Dazu übermittelt B dem A sechs Wochen vor Beginn des Planungszeitraums einen Vordruck, in den der A eintragen soll, wann und wie viel Zeit er für die B arbeiten will. A schreibt stets hinein, wann er für andere Auftraggeber arbeitet und folglich keine Zeit hat, andernfalls vermerkt er: „Keine besonderen Wünsche“. Daraufhin wird A hauptsächlich als Moderator des Sportteils einer überregionalen Nachrichtensendung eingesetzt, die montags bis freitags abends je drei Mal zu festen Zeiten ausgestrahlt wird. Am jeweiligen Sendungstag begibt sich A gegen 13 Uhr in die Redaktion, wo er zunächst eigene Themenvorschläge mit dem Redakteur vom Dienst bespricht. Nach einer Redaktionskonferenz, an der A nicht teilnimmt, bekommt er mitgeteilt, welche Themen er bringen soll. Daraufhin recherchiert A und bereitet seine Beiträge vor. Die Ergebnisse liest der Redakteur vom Dienst gegen und korrigiert und kürzt sie gegebenenfalls.
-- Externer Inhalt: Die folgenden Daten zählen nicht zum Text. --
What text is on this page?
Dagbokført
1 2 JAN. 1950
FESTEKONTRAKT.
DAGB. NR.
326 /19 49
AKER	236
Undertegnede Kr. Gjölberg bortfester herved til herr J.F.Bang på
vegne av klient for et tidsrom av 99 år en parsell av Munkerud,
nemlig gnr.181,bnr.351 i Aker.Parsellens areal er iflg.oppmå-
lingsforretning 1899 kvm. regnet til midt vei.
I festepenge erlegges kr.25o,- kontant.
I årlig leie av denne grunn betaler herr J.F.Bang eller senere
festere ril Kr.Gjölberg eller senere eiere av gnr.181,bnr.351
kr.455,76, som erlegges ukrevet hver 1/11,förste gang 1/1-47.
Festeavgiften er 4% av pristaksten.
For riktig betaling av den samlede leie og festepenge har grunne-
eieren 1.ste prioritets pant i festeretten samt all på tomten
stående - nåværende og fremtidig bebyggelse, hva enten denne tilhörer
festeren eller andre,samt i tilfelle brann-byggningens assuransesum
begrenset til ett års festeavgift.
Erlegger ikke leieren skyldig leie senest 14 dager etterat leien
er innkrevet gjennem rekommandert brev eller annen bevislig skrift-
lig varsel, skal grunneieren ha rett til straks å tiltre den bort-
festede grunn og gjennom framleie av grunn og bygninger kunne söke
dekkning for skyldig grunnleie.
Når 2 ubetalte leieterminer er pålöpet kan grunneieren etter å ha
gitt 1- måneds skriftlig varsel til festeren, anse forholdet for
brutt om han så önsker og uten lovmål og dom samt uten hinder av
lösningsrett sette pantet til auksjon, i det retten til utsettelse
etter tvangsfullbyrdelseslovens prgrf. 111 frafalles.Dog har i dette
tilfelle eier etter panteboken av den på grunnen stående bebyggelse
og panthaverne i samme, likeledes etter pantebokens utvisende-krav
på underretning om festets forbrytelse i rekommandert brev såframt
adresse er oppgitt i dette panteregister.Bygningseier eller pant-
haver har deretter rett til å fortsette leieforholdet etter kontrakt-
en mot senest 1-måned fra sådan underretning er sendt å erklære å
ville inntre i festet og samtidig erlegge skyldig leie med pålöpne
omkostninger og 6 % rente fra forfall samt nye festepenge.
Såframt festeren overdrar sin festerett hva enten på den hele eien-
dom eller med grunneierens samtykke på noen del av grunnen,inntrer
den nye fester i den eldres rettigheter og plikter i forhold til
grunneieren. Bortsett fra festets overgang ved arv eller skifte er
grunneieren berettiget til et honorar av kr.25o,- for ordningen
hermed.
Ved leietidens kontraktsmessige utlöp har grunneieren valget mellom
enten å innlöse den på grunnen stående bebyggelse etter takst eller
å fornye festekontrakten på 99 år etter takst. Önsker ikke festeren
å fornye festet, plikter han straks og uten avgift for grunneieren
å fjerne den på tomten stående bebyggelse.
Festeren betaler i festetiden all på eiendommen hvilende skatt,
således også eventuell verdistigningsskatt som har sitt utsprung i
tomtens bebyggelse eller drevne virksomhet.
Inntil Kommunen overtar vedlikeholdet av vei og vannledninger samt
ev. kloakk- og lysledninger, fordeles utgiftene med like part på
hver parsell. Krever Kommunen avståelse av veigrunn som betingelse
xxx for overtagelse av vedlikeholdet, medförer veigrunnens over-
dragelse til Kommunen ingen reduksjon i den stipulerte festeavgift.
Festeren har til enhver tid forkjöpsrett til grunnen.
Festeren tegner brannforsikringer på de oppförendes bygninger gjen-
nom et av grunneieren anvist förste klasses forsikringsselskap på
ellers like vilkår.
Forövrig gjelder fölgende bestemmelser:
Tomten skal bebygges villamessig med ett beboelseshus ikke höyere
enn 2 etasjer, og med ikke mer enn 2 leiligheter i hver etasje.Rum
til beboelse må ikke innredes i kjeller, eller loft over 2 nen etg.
Für die Einsätze erhält A festgelegte Honorare. Von diesen werden Lohnsteuer, Solidaritätszuschlag und Beiträge zu den Sozialkassen einbehalten und von der B an die zuständigen Behörden abgeführt.
Als A schwer erkrankt und vier Wochen arbeitsunfähig ist, verlangt er von B Entgeltfortzahlung. Hat er darauf einen Anspruch?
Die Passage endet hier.